According to the present invention, it has become possible to provide a PVA-based fibril fiber which can be ultrafinely and quickly fibrillated, and the development of nonwoven fabric and rubber in the field of reinforcement has been facilitated.

 ──────────────────────────────────────────────────続 き Continued on the front page (72) Inventor Akio Omori 1621 Sazu, Kurashiki City, Okayama Prefecture Kuraray Co., Ltd.

Claims (1)

[Claims] 1. A polymerization degree of 1500 or more and a saponification degree of 99.5.
55% to 80% by weight of polyvinyl alcohol of at least mol%
And a polymer selected from the group consisting of polyacrylonitrile, polymethyl methacrylate, and cellulose acetate dissolved in dimethyl sulfoxide, and the resulting solution is spun into a solidification bath mainly composed of methanol, and the dimethyl sulfoxide in the obtained fiber is dissolved.
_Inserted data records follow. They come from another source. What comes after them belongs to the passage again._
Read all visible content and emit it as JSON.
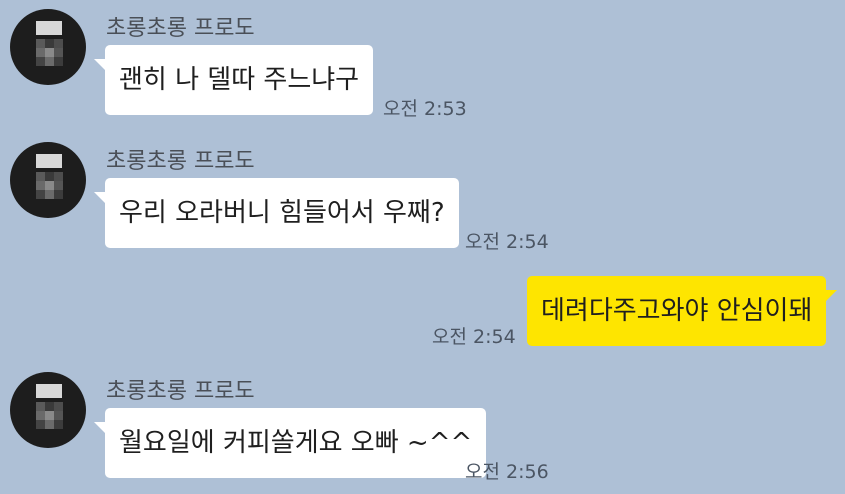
{
  "messages": [
    {
      "sender": "초롱초롱 프로도",
      "text": "괜히  나 델따 주느냐구",
      "time": "오전 2:53",
      "direction": "incoming"
    },
    {
      "sender": "초롱초롱 프로도",
      "text": "우리 오라버니 힘들어서 우째?",
      "time": "오전 2:54",
      "direction": "incoming"
    },
    {
      "sender": "",
      "text": "데려다주고와야 안심이돼",
      "time": "오전 2:54",
      "direction": "outgoing"
    },
    {
      "sender": "초롱초롱 프로도",
      "text": "월요일에 커피쏠게요 오빠 ~^^",
      "time": "오전 2:56",
      "direction": "incoming"
    }
  ],
  "colors": {
    "background": "#aec0d6",
    "incoming_bubble": "#ffffff",
    "outgoing_bubble": "#fee500"
  },
  "icons": {
    "avatar": "mosaic-profile-avatar"
  }
}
After extracting dimethyl sulfoxide from the fiber until the content becomes 2% by weight or less, the fiber is provided with 5% by weight or more of ketones having 4 or more carbon atoms and water, and subsequently, the solvent content is reduced to 50% by weight or less. A method for producing a polyvinyl alcohol fiber, comprising drying in a gas having a methanol concentration of 2 to 10% by volume and a temperature of 150 ° C. or lower until drawing, and stretching.